Feb 2016 1st Edition

Digital migration a new era for SA

Written by Nthambeleni Gabara and Amukelani Chauke
Cabinet has approved the commencement of the dual-illumination period for the digital broadcasting signal in South Africa on 1 February 2016.

This will see both the digital and the analogue signal being broadcast in South Africa until most South Africans have been reached and have access to set-top boxes.

Towards the end of last year, the registration process for qualifying households to receive government’s first digital set-top-box started in the Northern Cape. Communications Minister Faith Muthambi oversaw the installation of the first government subsidised STB at the house of senior citizen Marie Slinger.

A delighted Gogo Slinger said: “For many years, I could access three television channels but the problem was that the television picture quality was very poor even if we tried to move the aerial around.

“I’m really grateful that I became one of the South Africans chosen to receive the government subsidised decoders… Now the digital era has brought more channels with crystal clear pictures. We thank our government for prioritising us so that we become the first South Africans to enjoy the benefits of this project.”

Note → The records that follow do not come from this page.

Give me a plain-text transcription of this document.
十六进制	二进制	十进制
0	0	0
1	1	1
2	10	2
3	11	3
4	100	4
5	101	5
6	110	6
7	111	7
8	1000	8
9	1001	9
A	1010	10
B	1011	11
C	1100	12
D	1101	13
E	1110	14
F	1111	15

At the time the minister urged deserving community members to visit their nearest post office to register for a free STB. Over 2 400 households in the area have registered to receive STBs in line with government’s commitment to provide five million indigent home owners, who own TV sets, with free decoders.

Minister Faith Muthambi (centre) hands over a set-top box to a resident in the Northern Cape as Premier Sylvia Lucas (right) looks on.

Since the implementation of digital broadcasting, Minister Muthambi signed bilateral agreements with neighbouring countries such as Botswana, Lesotho, Mozambique and Swaziland to mitigate cross border radio frequency interference.

“Since my appointment to this portfolio, I have not only been engaging with the broadcasting sector, but with various other key stakeholders who have a role to play in broadcasting.

Another resident who received a free STB is Florida Cloete of Kakamas said she has not been watching television for many years because of the poor signal.

“Now that digital migration is upon us, I’m able to watch sport, news, health and Parliamentary channels and also access 19 SABC radio stations,” she said.

The Minister said digital migration will also open opportunities.

“Government has made it a criteria that set-top-boxes for Broadcasting Digital Migration be locally manufactured. It will create jobs in manufacturing, installation and maintenance; and in call centres which would support the STBs.

“There will also be broadcasting content development opportunities for the country and the global community, and open up new business and job creation opportunities in the area of content development and television production which local businesses can pursue.”